12.- La voluntad se prueba en la acción. Existen, ciertamente, empresas desatinadas y es de ignorantes el emprenderlas; pero es mayor el número de las que se miran como imposibles por falta de voluntad para ejecutarlas. Los holgazanes no emprenden nada y pretenden justificarse, desacreditando las empresas ajenas; si algo comienzan, obligados por las circunstancias, nunca llegan al término de su obra. Vacilan y dudan, tropiezan y caen.
Tenemos harina porque el segador no duda ante la espiga madura, y estatuas porque el dudar no paraliza la mano del artista, y ciencia porque no vacila el sabio al entrar en su laboratorio, y poemas porque el poeta no se detiene a discutir la utilidad de su canto, y amor, y prole, y moral, porque el corazón no duda al latir, ni el hijo al nacer, ni la virtud al obrar. Y todo ello es vida intensa, que sólo merecen vivir los hombres de rectilíneo querer.
En las voluntades enfermas se apaga la esperanza de la perfección. La conquista de la personalidad y el entusiasmo por un ideal tórnanse imposibles cuando flaquea el esfuerzo que ponemos en perfeccionarnos.

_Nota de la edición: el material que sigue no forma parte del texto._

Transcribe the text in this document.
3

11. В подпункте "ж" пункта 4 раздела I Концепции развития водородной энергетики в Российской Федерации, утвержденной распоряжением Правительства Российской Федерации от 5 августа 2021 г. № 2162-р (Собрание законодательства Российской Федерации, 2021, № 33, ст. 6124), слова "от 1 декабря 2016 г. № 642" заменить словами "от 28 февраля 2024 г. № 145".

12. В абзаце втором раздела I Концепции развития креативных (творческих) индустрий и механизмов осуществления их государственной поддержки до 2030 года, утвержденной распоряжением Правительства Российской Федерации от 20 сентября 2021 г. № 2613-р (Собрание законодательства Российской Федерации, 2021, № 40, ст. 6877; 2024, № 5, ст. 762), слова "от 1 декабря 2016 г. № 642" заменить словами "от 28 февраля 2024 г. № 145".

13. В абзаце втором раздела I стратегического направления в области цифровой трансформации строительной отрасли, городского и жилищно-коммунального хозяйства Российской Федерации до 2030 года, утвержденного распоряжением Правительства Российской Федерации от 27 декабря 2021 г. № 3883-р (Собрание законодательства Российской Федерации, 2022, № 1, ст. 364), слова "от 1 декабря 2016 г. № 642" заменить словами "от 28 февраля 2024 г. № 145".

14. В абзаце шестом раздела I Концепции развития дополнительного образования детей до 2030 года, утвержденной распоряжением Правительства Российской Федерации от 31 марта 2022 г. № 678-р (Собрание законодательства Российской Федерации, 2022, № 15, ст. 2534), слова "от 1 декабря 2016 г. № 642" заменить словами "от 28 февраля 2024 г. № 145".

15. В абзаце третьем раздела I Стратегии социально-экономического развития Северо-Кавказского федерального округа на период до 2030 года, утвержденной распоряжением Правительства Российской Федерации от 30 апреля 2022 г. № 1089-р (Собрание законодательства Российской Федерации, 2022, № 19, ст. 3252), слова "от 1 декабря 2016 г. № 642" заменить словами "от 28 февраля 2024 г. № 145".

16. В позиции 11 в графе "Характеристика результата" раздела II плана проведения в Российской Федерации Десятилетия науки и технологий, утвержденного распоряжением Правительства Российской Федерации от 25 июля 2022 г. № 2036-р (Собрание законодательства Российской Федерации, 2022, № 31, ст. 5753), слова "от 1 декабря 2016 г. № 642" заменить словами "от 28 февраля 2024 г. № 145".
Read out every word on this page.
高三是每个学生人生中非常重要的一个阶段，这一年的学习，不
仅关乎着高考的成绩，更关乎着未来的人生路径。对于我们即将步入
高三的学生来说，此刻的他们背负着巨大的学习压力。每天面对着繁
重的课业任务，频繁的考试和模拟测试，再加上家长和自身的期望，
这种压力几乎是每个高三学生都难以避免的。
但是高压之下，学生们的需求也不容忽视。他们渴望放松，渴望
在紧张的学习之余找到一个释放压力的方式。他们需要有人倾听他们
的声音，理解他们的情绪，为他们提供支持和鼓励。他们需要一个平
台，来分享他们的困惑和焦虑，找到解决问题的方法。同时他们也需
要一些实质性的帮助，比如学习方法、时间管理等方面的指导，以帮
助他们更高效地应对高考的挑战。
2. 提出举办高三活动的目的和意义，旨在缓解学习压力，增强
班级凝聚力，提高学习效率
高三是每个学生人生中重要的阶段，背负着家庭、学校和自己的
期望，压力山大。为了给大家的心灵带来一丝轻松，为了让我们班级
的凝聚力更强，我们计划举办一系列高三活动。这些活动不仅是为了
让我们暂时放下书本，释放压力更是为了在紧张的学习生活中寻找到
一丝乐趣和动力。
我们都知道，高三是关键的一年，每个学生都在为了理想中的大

Las más frecuentes infelicidades arraigan en nuestra propia pereza. El barco no avanza si el marino soñoliento no abre sus velas en la hora propicia, se desvía de su derrotero si el piloto no da a tiempo el buen golpe de timón. Por eso la voluntad debe estar siempre lista para actuar; un solo minuto de vacilación puede perder al hombre, si en ese minuto coincide la oportunidad.
Los necios se consuelan confiando en la Providencia; es más seguro, y más digno, confiar en las fuerzas propias. Es mejor ayudarse que esperar ilusorias ayudas. Para hacer lo que ha decidido, la ocasión suele sobrar al hombre; lo que le falta, generalmente, es la voluntad en el momento propicio.

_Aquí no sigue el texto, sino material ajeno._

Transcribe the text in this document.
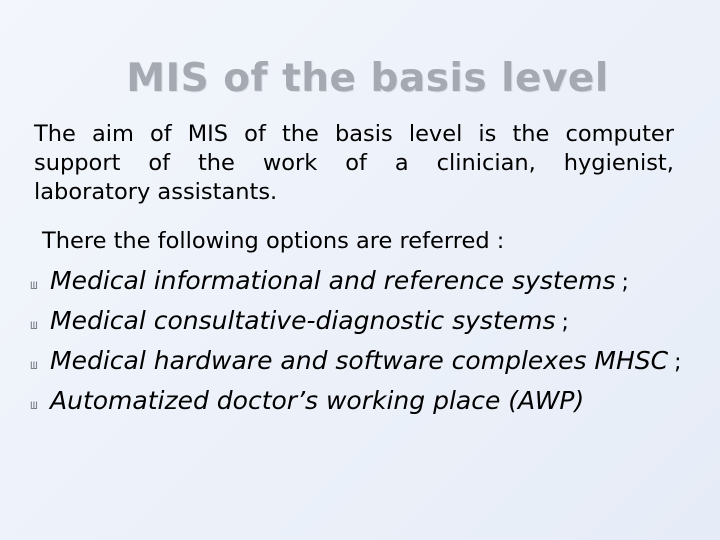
MIS of the basis level
The aim of MIS of the basis level is the computer
support of the work of a clinician, hygienist,
laboratory assistants.
There the following options are referred :
ш Medical informational and reference systems ;
ш Medical consultative-diagnostic systems ;
ш Medical hardware and software complexes MHSC ;
ш Automatized doctor’s working place (AWP)
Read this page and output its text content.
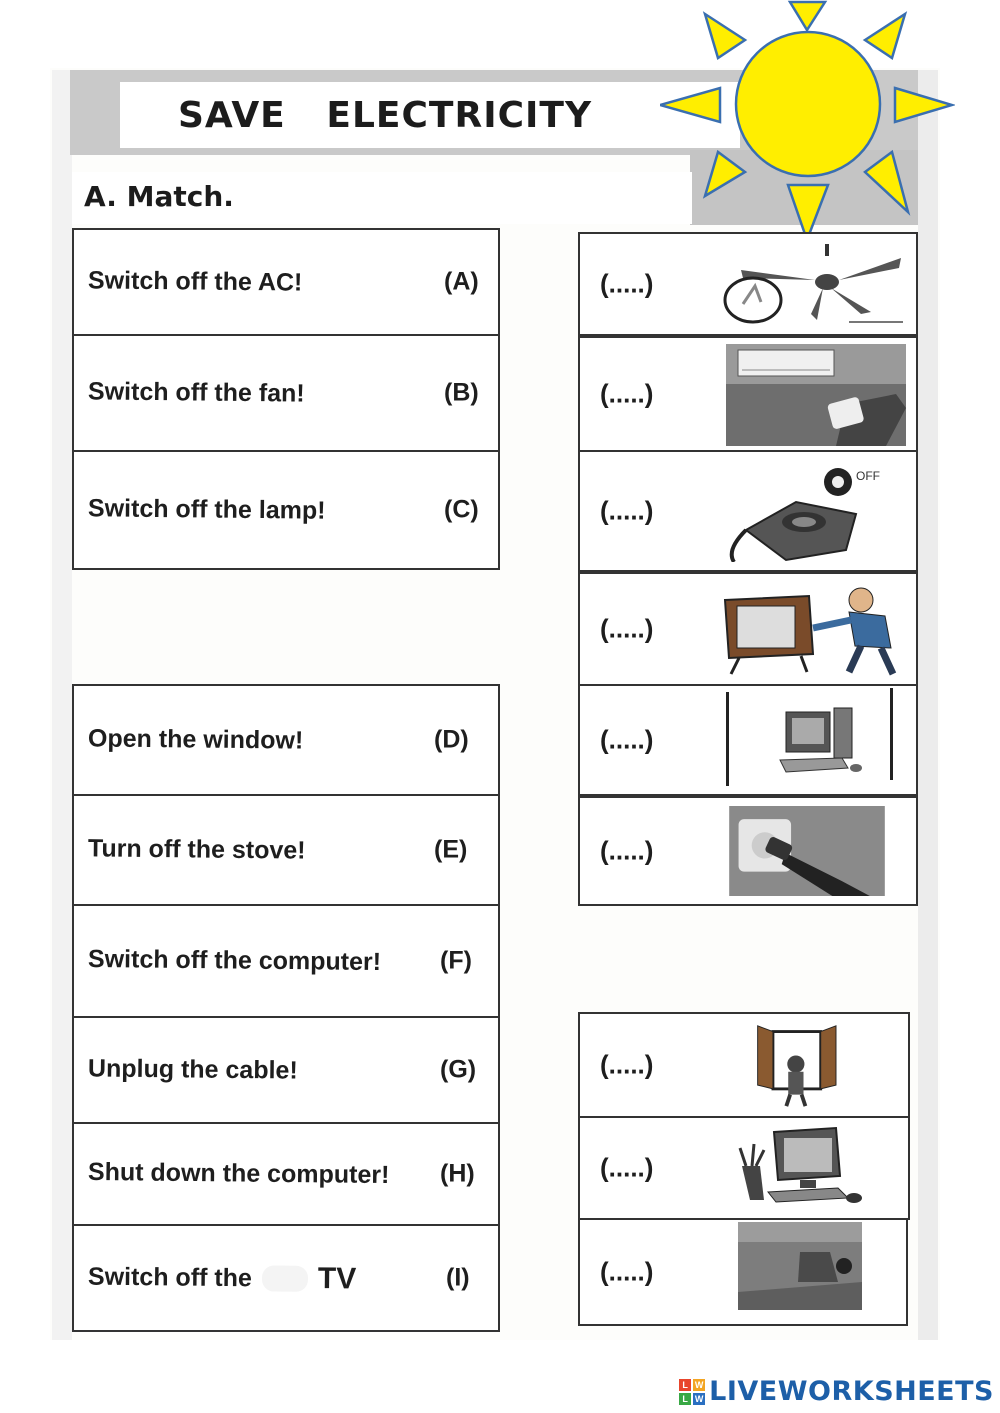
SAVE   ELECTRICITY
A. Match.
Switch off the AC!	(A)
Switch off the fan!	(B)
Switch off the lamp!	(C)
Open the window!	(D)
Turn off the stove!	(E)
Switch off the computer! (F)
Unplug the cable!	(G)
Shut down the computer! (H)
Switch off the TV	(I)
(.....)
(.....)
(.....)
OFF
(.....)
(.....)
(.....)
(.....)
(.....)
(.....)
L W
L W LIVEWORKSHEETS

13.- Incapacidad de querer engendra miedo de vivir. Tanto se apaga la vida cuanto decrece la voluntad. La pereza y la inacción son los gérmenes de la miseria moral; el hábito de holgar suprime en los parásitos la aptitud para el trabajo. La abulia es el castigo final de los perezosos: no es en ellos una desgracia, sino una culpa. Se adquiere por obra del paciente mismo, como las enfermedades vergonzosas.
La vida humana es gimnasia incesante de funciones armónicas. Deber natural del hombre es ejercitar su brazo y su mente; quien viola ese deber comete una inmoralidad. Los órganos se amodorran y el espíritu se envilece. La inercia apoya la vida de los holgazanes, tornándolos incapaces de hacer cosa alguna para sí mismos y para los demás. Cruzarse de brazos ante un mundo moral que incesantemente se renueva, es suicidarse; es morir de sed junto a las fuentes de la vida.
Quien haya atentado así contra su dignidad, debe curarse reeducando las funciones de su organismo y de su entendimiento. Para aprender de nuevo a ejecutar lo que se piensa es necesario olvidar la palabra rara "mañana".
Ahora o nunca. "Mañana" es la mentira piadosa con que se engañan a las voluntades moribundas.

II – De la iniciativa
14.- Son hombres los que aran su propio surco. Toda creación es fruto de la libre iniciativa y llega a su término sostenida por el sentimiento de independencia. Cuando has aprendido a querer, y sabes lo que quieres no te detengas en buscar fuera de ti los medios para ejecutarlo. Ninguna escuela, ninguna secta, ninguna camarilla, podrá sentir como tú, intensamente, el ideal de arte, de verdad, de justicia, que tú mismo has concebido y que sólo tú puedes realizar. Poeta o filósofo, apóstol o artesano, ten confianza en ti mismo, no sisas rutas ajenas, no subordines tu voluntad a otras voluntades, no te ampares de sombras que empañan ni persigas protecciones que atan. De los que saben más, aprende, sin imitarlos; de los que ofrecen más, apártate, no pidas. Si eres capaz de realizar tu ideal, no los necesitas; si impotente, nadie te capacitará para realizarlo. Quiere, quiere con firmeza, con toda tu mente y con toda tu razón, poniendo en querer lo mejor de ti, la fe de tus fuerzas morales.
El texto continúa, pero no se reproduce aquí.